What catastrophic failure occurs if the clone function returns a RawWaker with a different vtable than the original?
The Waker contract requires that all clones of a Waker represent the same underlying task and behave identically when invoked. If clone returns a RawWaker pointing to a different vtable—perhaps one associated with a different task or containing null function pointers—the executor may invoke the wrong wake logic when notifying the task. This results in either waking an unrelated task (logical corruption) or jumping to invalid memory (segmentation fault). Specifically, the executor typically stores Waker clones in internal queues; when an event occurs, it calls wake() on these stored handles. A mismatched vtable means the data pointer (task context) is interpreted through the wrong function signatures, leading to immediate undefined behavior when the vtable functions cast the pointer to an incorrect type or access fields at wrong offsets.
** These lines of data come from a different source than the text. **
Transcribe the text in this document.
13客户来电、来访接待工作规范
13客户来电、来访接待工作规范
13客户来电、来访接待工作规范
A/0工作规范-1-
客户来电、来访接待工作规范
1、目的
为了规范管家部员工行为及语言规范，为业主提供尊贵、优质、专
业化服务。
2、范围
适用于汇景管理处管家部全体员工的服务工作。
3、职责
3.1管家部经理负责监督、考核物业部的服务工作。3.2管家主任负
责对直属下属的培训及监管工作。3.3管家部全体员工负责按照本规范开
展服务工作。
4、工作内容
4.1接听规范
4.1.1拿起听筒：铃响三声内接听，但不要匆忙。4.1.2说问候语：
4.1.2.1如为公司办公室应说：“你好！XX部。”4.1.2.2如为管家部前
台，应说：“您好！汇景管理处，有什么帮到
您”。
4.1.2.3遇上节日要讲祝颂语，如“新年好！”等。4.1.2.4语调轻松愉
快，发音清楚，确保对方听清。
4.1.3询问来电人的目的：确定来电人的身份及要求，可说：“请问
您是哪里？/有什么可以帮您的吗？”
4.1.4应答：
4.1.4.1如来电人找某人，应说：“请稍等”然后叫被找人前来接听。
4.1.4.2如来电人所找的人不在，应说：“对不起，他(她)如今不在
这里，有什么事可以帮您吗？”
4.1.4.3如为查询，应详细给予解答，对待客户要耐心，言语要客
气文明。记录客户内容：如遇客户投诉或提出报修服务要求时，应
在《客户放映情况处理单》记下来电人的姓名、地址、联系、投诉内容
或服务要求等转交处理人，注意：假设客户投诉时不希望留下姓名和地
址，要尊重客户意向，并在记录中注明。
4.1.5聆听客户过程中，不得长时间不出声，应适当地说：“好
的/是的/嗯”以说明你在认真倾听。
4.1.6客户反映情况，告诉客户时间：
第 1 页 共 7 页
Why is extern "C" ABI mandatory for the vtable functions rather than the default Rust ABI?
The RawWakerVTable specifies extern "C" function pointers to guarantee FFI compatibility and ABI stability. The Rust ABI is not stable across compiler versions or optimization levels; function signatures might change based on compiler internals, inlining decisions, or target architectures. Using extern "C" ensures that the calling convention follows the platform's C standard, making the vtable compatible with C code and preventing undefined behavior when the compiler generates code for the function pointers. Additionally, the extern "C" ABI mandates specific register usage and stack cleanup rules that allow the Waker to be passed across language boundaries safely. Without this constraint, linking against dynamic libraries or upgrading the Rust compiler could change the function calling convention, causing stack corruption or argument misalignment when the executor invokes wake() or clone().